Campaign for Mayor of Reykjavík has begun

By Iceland Review

Many voters in Reykjavík want former talk-show host Gísli Martein Baldursson as their next mayor. According to a new poll by Fréttabladid, 25% of those surveyed chose Gísli Marteinn as the candidate they most wanted to see as the next mayor of Reykjavík.Gísli Martein is currently deputy city councilor for the Independence Party. On Sunday he announced that he would be seeking the top seat on Independence Party slate in the upcoming primary.

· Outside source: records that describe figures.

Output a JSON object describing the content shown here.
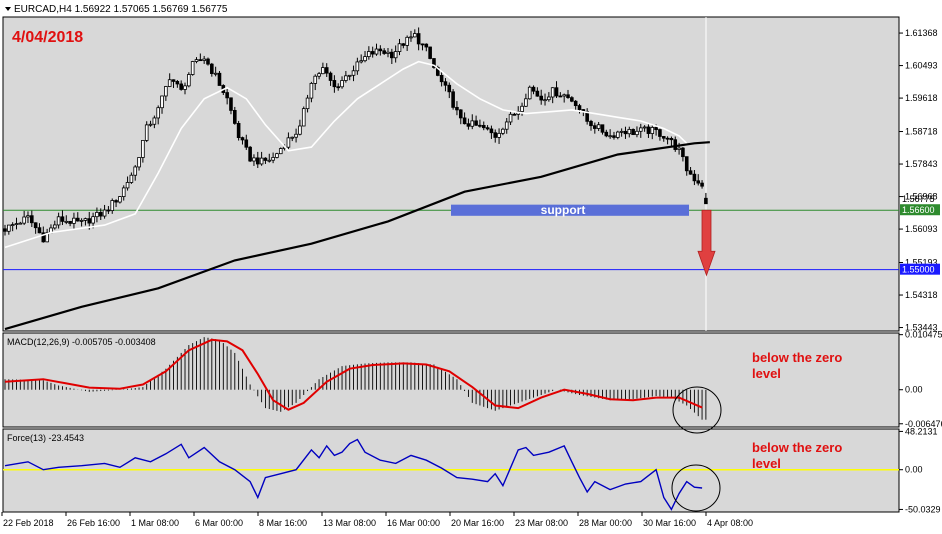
{
  "header": {
    "symbol_line": "EURCAD,H4  1.56922 1.57065 1.56769 1.56775",
    "date_label": "4/04/2018"
  },
  "colors": {
    "plot_bg": "#d8d8d8",
    "candle": "#000000",
    "sma_fast": "#ffffff",
    "sma_slow": "#000000",
    "support_line": "#2e8b2e",
    "target_line": "#1a1aff",
    "support_box": "#5a6fd8",
    "arrow": "#e04040",
    "macd_signal": "#e00000",
    "force_line": "#0000c0",
    "zero_line": "#ffff00",
    "annotation": "#e01010"
  },
  "chart_data": [
    {
      "type": "candlestick",
      "panel": "price",
      "symbol": "EURCAD",
      "timeframe": "H4",
      "ohlc_last": {
        "open": 1.56922,
        "high": 1.57065,
        "low": 1.56769,
        "close": 1.56775
      },
      "ylim": [
        1.5335,
        1.618
      ],
      "y_ticks": [
        "1.61368",
        "1.60493",
        "1.59618",
        "1.58718",
        "1.57843",
        "1.56968",
        "1.56093",
        "1.55193",
        "1.54318",
        "1.53443"
      ],
      "x_ticks": [
        "22 Feb 2018",
        "26 Feb 16:00",
        "1 Mar 08:00",
        "6 Mar 00:00",
        "8 Mar 16:00",
        "13 Mar 08:00",
        "16 Mar 00:00",
        "20 Mar 16:00",
        "23 Mar 08:00",
        "28 Mar 00:00",
        "30 Mar 16:00",
        "4 Apr 08:00"
      ],
      "price_path": [
        [
          0,
          1.561
        ],
        [
          6,
          1.564
        ],
        [
          10,
          1.5585
        ],
        [
          14,
          1.5635
        ],
        [
          20,
          1.5625
        ],
        [
          26,
          1.5655
        ],
        [
          30,
          1.57
        ],
        [
          34,
          1.5775
        ],
        [
          37,
          1.588
        ],
        [
          40,
          1.593
        ],
        [
          43,
          1.602
        ],
        [
          46,
          1.598
        ],
        [
          49,
          1.605
        ],
        [
          52,
          1.607
        ],
        [
          55,
          1.602
        ],
        [
          58,
          1.596
        ],
        [
          61,
          1.586
        ],
        [
          64,
          1.58
        ],
        [
          67,
          1.579
        ],
        [
          70,
          1.58
        ],
        [
          73,
          1.584
        ],
        [
          77,
          1.588
        ],
        [
          80,
          1.601
        ],
        [
          83,
          1.604
        ],
        [
          86,
          1.599
        ],
        [
          89,
          1.602
        ],
        [
          92,
          1.605
        ],
        [
          95,
          1.608
        ],
        [
          98,
          1.609
        ],
        [
          101,
          1.608
        ],
        [
          104,
          1.611
        ],
        [
          107,
          1.613
        ],
        [
          110,
          1.609
        ],
        [
          113,
          1.602
        ],
        [
          116,
          1.597
        ],
        [
          119,
          1.59
        ],
        [
          122,
          1.589
        ],
        [
          125,
          1.588
        ],
        [
          128,
          1.586
        ],
        [
          131,
          1.59
        ],
        [
          134,
          1.593
        ],
        [
          137,
          1.599
        ],
        [
          140,
          1.596
        ],
        [
          143,
          1.598
        ],
        [
          146,
          1.597
        ],
        [
          149,
          1.595
        ],
        [
          152,
          1.59
        ],
        [
          155,
          1.588
        ],
        [
          158,
          1.586
        ],
        [
          161,
          1.5875
        ],
        [
          164,
          1.587
        ],
        [
          167,
          1.5875
        ],
        [
          170,
          1.5872
        ],
        [
          173,
          1.5855
        ],
        [
          176,
          1.582
        ],
        [
          178,
          1.577
        ],
        [
          180,
          1.5745
        ],
        [
          182,
          1.573
        ],
        [
          183,
          1.5728
        ]
      ],
      "moving_averages": [
        {
          "style": "white",
          "path": [
            [
              0,
              1.556
            ],
            [
              12,
              1.56
            ],
            [
              26,
              1.562
            ],
            [
              34,
              1.565
            ],
            [
              40,
              1.576
            ],
            [
              46,
              1.588
            ],
            [
              52,
              1.596
            ],
            [
              58,
              1.599
            ],
            [
              63,
              1.596
            ],
            [
              68,
              1.589
            ],
            [
              74,
              1.582
            ],
            [
              80,
              1.583
            ],
            [
              86,
              1.59
            ],
            [
              92,
              1.596
            ],
            [
              98,
              1.6
            ],
            [
              104,
              1.604
            ],
            [
              108,
              1.606
            ],
            [
              112,
              1.605
            ],
            [
              118,
              1.6
            ],
            [
              124,
              1.596
            ],
            [
              130,
              1.593
            ],
            [
              136,
              1.592
            ],
            [
              142,
              1.5925
            ],
            [
              148,
              1.593
            ],
            [
              154,
              1.592
            ],
            [
              160,
              1.591
            ],
            [
              166,
              1.59
            ],
            [
              172,
              1.588
            ],
            [
              176,
              1.586
            ],
            [
              178,
              1.584
            ]
          ]
        },
        {
          "style": "black",
          "path": [
            [
              0,
              1.534
            ],
            [
              20,
              1.54
            ],
            [
              40,
              1.545
            ],
            [
              60,
              1.5525
            ],
            [
              80,
              1.557
            ],
            [
              100,
              1.563
            ],
            [
              120,
              1.571
            ],
            [
              140,
              1.575
            ],
            [
              160,
              1.581
            ],
            [
              180,
              1.584
            ],
            [
              184,
              1.5843
            ]
          ]
        }
      ],
      "levels": [
        {
          "name": "support",
          "price": 1.566,
          "label": "1.56600",
          "upper_label": "1.56775"
        },
        {
          "name": "target",
          "price": 1.55,
          "label": "1.55000"
        }
      ],
      "annotations": {
        "support_box_label": "support",
        "support_box_range": [
          1.5645,
          1.5675
        ],
        "arrow": {
          "direction": "down",
          "from": 1.566,
          "to": 1.5485
        }
      }
    },
    {
      "type": "histogram+line",
      "panel": "macd",
      "title": "MACD(12,26,9) -0.005705 -0.003408",
      "params": [
        12,
        26,
        9
      ],
      "main_last": -0.005705,
      "signal_last": -0.003408,
      "ylim": [
        -0.0069,
        0.0106
      ],
      "y_ticks": [
        "0.010475",
        "0.00",
        "-0.006476"
      ],
      "macd_path": [
        [
          0,
          0.002
        ],
        [
          10,
          0.0018
        ],
        [
          14,
          0.0008
        ],
        [
          22,
          -0.0004
        ],
        [
          30,
          0.0
        ],
        [
          36,
          0.0005
        ],
        [
          42,
          0.004
        ],
        [
          48,
          0.0085
        ],
        [
          52,
          0.01
        ],
        [
          56,
          0.0095
        ],
        [
          60,
          0.007
        ],
        [
          64,
          0.001
        ],
        [
          68,
          -0.0035
        ],
        [
          72,
          -0.0042
        ],
        [
          76,
          -0.0025
        ],
        [
          82,
          0.002
        ],
        [
          88,
          0.0045
        ],
        [
          94,
          0.005
        ],
        [
          100,
          0.0052
        ],
        [
          106,
          0.0052
        ],
        [
          112,
          0.0048
        ],
        [
          118,
          0.002
        ],
        [
          122,
          -0.0025
        ],
        [
          128,
          -0.004
        ],
        [
          136,
          -0.002
        ],
        [
          144,
          0.0
        ],
        [
          150,
          -0.001
        ],
        [
          158,
          -0.002
        ],
        [
          164,
          -0.0018
        ],
        [
          170,
          -0.0012
        ],
        [
          174,
          -0.0015
        ],
        [
          178,
          -0.003
        ],
        [
          182,
          -0.0057
        ]
      ],
      "signal_path": [
        [
          0,
          0.0015
        ],
        [
          10,
          0.002
        ],
        [
          16,
          0.0012
        ],
        [
          22,
          0.0004
        ],
        [
          30,
          0.0002
        ],
        [
          36,
          0.001
        ],
        [
          42,
          0.0035
        ],
        [
          48,
          0.0075
        ],
        [
          54,
          0.0095
        ],
        [
          58,
          0.0092
        ],
        [
          62,
          0.0075
        ],
        [
          66,
          0.003
        ],
        [
          70,
          -0.002
        ],
        [
          74,
          -0.0038
        ],
        [
          78,
          -0.0025
        ],
        [
          84,
          0.0015
        ],
        [
          90,
          0.004
        ],
        [
          96,
          0.0047
        ],
        [
          104,
          0.005
        ],
        [
          110,
          0.0048
        ],
        [
          116,
          0.0035
        ],
        [
          122,
          0.0005
        ],
        [
          128,
          -0.003
        ],
        [
          134,
          -0.0035
        ],
        [
          140,
          -0.0015
        ],
        [
          146,
          0.0
        ],
        [
          152,
          -0.0008
        ],
        [
          158,
          -0.0018
        ],
        [
          164,
          -0.002
        ],
        [
          170,
          -0.0015
        ],
        [
          176,
          -0.0015
        ],
        [
          182,
          -0.0034
        ]
      ],
      "annotation": "below the zero\nlevel"
    },
    {
      "type": "line",
      "panel": "force",
      "title": "Force(13) -23.4543",
      "params": [
        13
      ],
      "last": -23.4543,
      "ylim": [
        -52,
        50
      ],
      "y_ticks": [
        "48.2131",
        "0.00",
        "-50.0329"
      ],
      "force_path": [
        [
          0,
          5
        ],
        [
          6,
          10
        ],
        [
          10,
          0
        ],
        [
          14,
          3
        ],
        [
          20,
          5
        ],
        [
          26,
          8
        ],
        [
          30,
          3
        ],
        [
          34,
          15
        ],
        [
          38,
          10
        ],
        [
          42,
          20
        ],
        [
          46,
          32
        ],
        [
          48,
          15
        ],
        [
          52,
          28
        ],
        [
          56,
          10
        ],
        [
          60,
          0
        ],
        [
          64,
          -15
        ],
        [
          66,
          -35
        ],
        [
          68,
          -10
        ],
        [
          72,
          -5
        ],
        [
          76,
          0
        ],
        [
          80,
          25
        ],
        [
          82,
          15
        ],
        [
          84,
          30
        ],
        [
          86,
          18
        ],
        [
          88,
          22
        ],
        [
          90,
          33
        ],
        [
          92,
          38
        ],
        [
          94,
          22
        ],
        [
          98,
          12
        ],
        [
          102,
          8
        ],
        [
          106,
          18
        ],
        [
          110,
          12
        ],
        [
          114,
          2
        ],
        [
          118,
          -10
        ],
        [
          122,
          -12
        ],
        [
          126,
          -15
        ],
        [
          128,
          -5
        ],
        [
          130,
          -20
        ],
        [
          134,
          25
        ],
        [
          136,
          28
        ],
        [
          138,
          18
        ],
        [
          142,
          22
        ],
        [
          146,
          30
        ],
        [
          148,
          10
        ],
        [
          150,
          -10
        ],
        [
          152,
          -28
        ],
        [
          154,
          -15
        ],
        [
          158,
          -25
        ],
        [
          162,
          -18
        ],
        [
          166,
          -15
        ],
        [
          170,
          0
        ],
        [
          172,
          -35
        ],
        [
          174,
          -50
        ],
        [
          176,
          -30
        ],
        [
          178,
          -15
        ],
        [
          180,
          -22
        ],
        [
          182,
          -23
        ]
      ],
      "zero_line": true,
      "annotation": "below the zero\nlevel"
    }
  ]
}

Over 20% of those surveyed chose Stefán Jón Hafstein, the top-ranking councilor for the Social Democratic Alliance in the R-coalition; 18% chose Vilhjálmur Th. Vilhjálmsson, currently the top-ranking councilor for the Independence Party in Reykjavík. In fourth place was Reykjavík’s current mayor, Steinunn Valdís Óskarsdóttir, with 10% of the respondents choosing her.

Gísli Martein told Fréttabladid that he was thankful for the results of the survey and found it “fun” that people believed in him, especially since he had not announced that he was running for the number one spot when the survey took place.

Stefán Jón said that he was very happy with the results but was not going to comment on the rankings of other candidates.

The current mayor, Steinunn Valdís, responded to the results by saying, “The survey was done on Saturday and Sunday when the two challengers, Gísli Marteinn og Stefán Jón, were prominent in the media.” She continued to say that it was obvious many women had not made up their minds.

Yesterday the Fréttabladid reported that according a recent poll the Independence Party would receive 53% of the vote, support for the Social Democratic Alliance measured in at 30%, and 9% of the respondents said they would vote for the Left Green Party. The Progressives, the party of the current prime minister, Halldór Ásgrímsson, received less than 5% support, not enough to elect a councilor. Two percent of the respondents said they would vote for the Liberal Party. Over one third of the respondents said they had still not made up their mind.

The elections will be held next spring.